Je comprends bien aujourd'hui que
c'était le fruit de notre imagination. C'était notre
premier fantasme. Je n'y ai jamais vraiment cru.
. 2 . Deuxième
fantasme. Nos leaders intellectuels
ont fini par penser qu'il était absurde de croire que le monde
était peuplé d'autant de Dieux qu'il y avait de nations
et qu'il était plus crédible de penser qu'il n'existait
qu'une seule Superpuissance créatrice de toute vie. Mais il
ont commis l'erreur catastrophique de s'imaginer que cette
Superpuissance avait, à l'égard de notre nation, la
même attitude de préférence que notre ancien Dieu
tribal dont on disait qu'il nous aimait fidèlement. Ils ne
pouvaient abandonner l'ancienne idée de peuple, alors
même que cela n'avait plus de sens : comment le Dieu
créateur du monde pourrait-il avoir des favoris ? En
identifiant notre ancien Dieu tribal avec le créateur du monde
entier et en pensant que nous étions toujours ses favoris, ils
avaient créé le deuxième fantasme qui a eu de si
sérieuses conséquences.
. 3. Troisième
fantasme. On s'est alors mis
à attendre que Dieu intervienne dans l'histoire du monde et
fasse enfin quelque chose de miraculeux pour vaincre les puissances
qui nous dominaient et nous exploitaient, restaurer notre
intégrité et nous rendre paix et indépendance.
C'était un fantasme sensationnel et
nos prophètes en ont eu des visions étonnantes. L'un
d'eux - c'était deux siècles avant ma
naissance - a imaginé une scène qui se
déroulait dans le ciel (on la trouve à la fin du livre
de Daniel dans la Bible hébraïque). La ruine des empires
terrestres s'y préparait et nous - qui étions le
peuple de Dieu - entrions dans un nouveau royaume et notre
capitale devenait le centre du monde. Les morts ressuscitaient et
sortaient de leurs tombes, dans lesquelles on pensait qu'ils
dormaient. Seuls ceux qui en étaient dignes pouvaient entrer
dans le nouveau royaume, les autres étaient condamnés
à une vie éternelle de souffrances et de tourments. Ce
prophète décrivait une vision qu'il avait eue, dans
laquelle un être se tenait debout dans le ciel face à un
Dieu grand, majestueux et paraissant plutôt âgé.
Cet être était-il humain ou divin ? Était-il
comme un ange ou non ? Quel rôle devait-il jouer ? De
mon temps certains disaient qu'il devait s'occuper du transfert de
pouvoir du gouvernement humain à la Loi divine.

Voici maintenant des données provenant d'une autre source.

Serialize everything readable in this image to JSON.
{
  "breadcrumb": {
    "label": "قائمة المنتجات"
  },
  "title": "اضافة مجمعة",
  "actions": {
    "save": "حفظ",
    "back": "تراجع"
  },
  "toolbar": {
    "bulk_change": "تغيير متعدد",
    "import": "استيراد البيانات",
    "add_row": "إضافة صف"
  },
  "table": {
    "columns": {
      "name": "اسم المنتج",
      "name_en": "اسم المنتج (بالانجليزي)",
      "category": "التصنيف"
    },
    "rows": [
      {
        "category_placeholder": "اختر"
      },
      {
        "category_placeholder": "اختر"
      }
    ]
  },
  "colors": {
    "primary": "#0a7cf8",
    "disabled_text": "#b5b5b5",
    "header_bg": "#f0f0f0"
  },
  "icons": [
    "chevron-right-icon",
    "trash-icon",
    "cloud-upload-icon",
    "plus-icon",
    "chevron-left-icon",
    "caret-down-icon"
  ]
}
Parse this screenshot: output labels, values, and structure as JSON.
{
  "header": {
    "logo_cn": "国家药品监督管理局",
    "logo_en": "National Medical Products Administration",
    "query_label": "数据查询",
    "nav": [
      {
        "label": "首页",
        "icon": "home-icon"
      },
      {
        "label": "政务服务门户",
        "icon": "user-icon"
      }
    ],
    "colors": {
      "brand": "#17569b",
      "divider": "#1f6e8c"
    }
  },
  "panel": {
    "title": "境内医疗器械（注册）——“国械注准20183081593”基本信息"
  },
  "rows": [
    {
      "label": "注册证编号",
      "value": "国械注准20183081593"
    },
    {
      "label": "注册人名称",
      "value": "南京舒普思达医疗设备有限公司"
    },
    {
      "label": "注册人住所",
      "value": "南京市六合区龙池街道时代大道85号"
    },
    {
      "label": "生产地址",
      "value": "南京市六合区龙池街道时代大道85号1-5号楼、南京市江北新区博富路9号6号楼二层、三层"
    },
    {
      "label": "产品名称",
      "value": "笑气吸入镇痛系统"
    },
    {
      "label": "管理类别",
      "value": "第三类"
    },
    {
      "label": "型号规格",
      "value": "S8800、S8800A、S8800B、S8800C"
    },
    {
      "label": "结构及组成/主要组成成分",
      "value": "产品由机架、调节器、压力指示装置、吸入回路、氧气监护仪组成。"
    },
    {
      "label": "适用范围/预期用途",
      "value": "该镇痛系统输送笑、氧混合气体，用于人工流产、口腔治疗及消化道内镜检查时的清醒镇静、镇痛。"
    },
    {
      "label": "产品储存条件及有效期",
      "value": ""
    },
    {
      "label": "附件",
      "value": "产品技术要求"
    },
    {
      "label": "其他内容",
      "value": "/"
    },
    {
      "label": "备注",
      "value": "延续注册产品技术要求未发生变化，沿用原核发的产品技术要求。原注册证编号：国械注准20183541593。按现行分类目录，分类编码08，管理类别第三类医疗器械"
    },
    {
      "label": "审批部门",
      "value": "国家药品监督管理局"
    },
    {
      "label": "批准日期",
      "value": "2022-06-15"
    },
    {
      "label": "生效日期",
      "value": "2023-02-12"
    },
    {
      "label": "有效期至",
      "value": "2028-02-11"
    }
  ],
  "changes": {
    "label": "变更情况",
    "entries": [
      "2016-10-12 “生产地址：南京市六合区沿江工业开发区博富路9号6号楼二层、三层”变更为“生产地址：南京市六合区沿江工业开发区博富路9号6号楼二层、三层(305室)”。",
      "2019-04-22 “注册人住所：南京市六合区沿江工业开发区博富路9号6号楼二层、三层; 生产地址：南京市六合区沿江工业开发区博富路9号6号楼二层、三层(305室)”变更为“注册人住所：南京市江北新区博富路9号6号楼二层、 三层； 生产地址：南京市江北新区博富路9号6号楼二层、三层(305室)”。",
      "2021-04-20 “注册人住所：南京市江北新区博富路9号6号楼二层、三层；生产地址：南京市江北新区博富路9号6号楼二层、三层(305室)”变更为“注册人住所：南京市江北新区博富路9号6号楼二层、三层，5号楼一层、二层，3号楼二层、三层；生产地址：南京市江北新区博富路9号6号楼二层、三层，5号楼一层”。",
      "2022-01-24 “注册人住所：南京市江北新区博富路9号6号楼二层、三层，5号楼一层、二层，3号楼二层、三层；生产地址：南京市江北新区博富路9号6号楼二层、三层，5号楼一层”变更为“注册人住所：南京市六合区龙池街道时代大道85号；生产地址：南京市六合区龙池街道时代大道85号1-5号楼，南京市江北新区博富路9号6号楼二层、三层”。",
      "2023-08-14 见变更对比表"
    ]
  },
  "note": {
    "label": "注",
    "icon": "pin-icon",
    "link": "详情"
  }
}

On disait
aussi qu'il jugerait les vivants et les morts. On l'appelait « Fils de
l'Homme ».
Certains de nos prophètes avaient
aussi des fantasmes concernant une autre figure qui devait
également nous libérer et qu'ils appelaient le Messie,
un titre qui signifie « oint par Dieu ». Mais on disait aussi qu'un Messie viendrait qui
serait descendant du roi David, sans doute parce qu'Israël
était politiquement indépendant du temps de ce roi et
qu'il symbolisait la paix et la liberté. Si le Messie
était un descendant de David, il serait sans doute né
à Bethléem, la ville de David.
Le premier fantasme était donc de s'imaginer que chaque nation
avait son propre Dieu qui avait fait une alliance spéciale
avec elle et s'était engagé à la soutenir et
à la protéger fidèlement.
Le deuxième
fantasme était que le Dieu
créateur unique auquel on s'était mis à croire
se conduirait à notre égard comme son peuple
élu, avec la même faveur que l'ancien Dieu
tribal.
Le troisième fantasme était que ce Dieu nous
restaurerait un jour dans un nouveau royaume indépendant de
paix et de prospérité.
Tout ceci était illusoire mais avait
au moins l'avantage de nous donner l'espoir qu'un jour notre vie
serait meilleure et non pas pire !
Je reconnais que je partageais moi aussi
comme tout le monde, les idées du temps. Je me rends compte
aujourd'hui qu'elles étaient stupides. Mais j'étais
évidemment un homme de mon époque.
Ce qui n'arrangeait rien était que
j'étais de plus sous l'influence d'un homme appelé
Jean. Il faisait partie d'un groupe qui se tenait à
l'écart de la société globale et habitait dans
les grottes de la mer Morte. Nous disions que le grand rêve du
renouveau de notre peuple allait se produire prochainement par
l'intervention de l'invisible Superpuissance.
Je reconnais que c'était un quatrième
fantasme.
Nous en avons eu de plus un cinquième
mais il faut d'abord que je me présente un peu.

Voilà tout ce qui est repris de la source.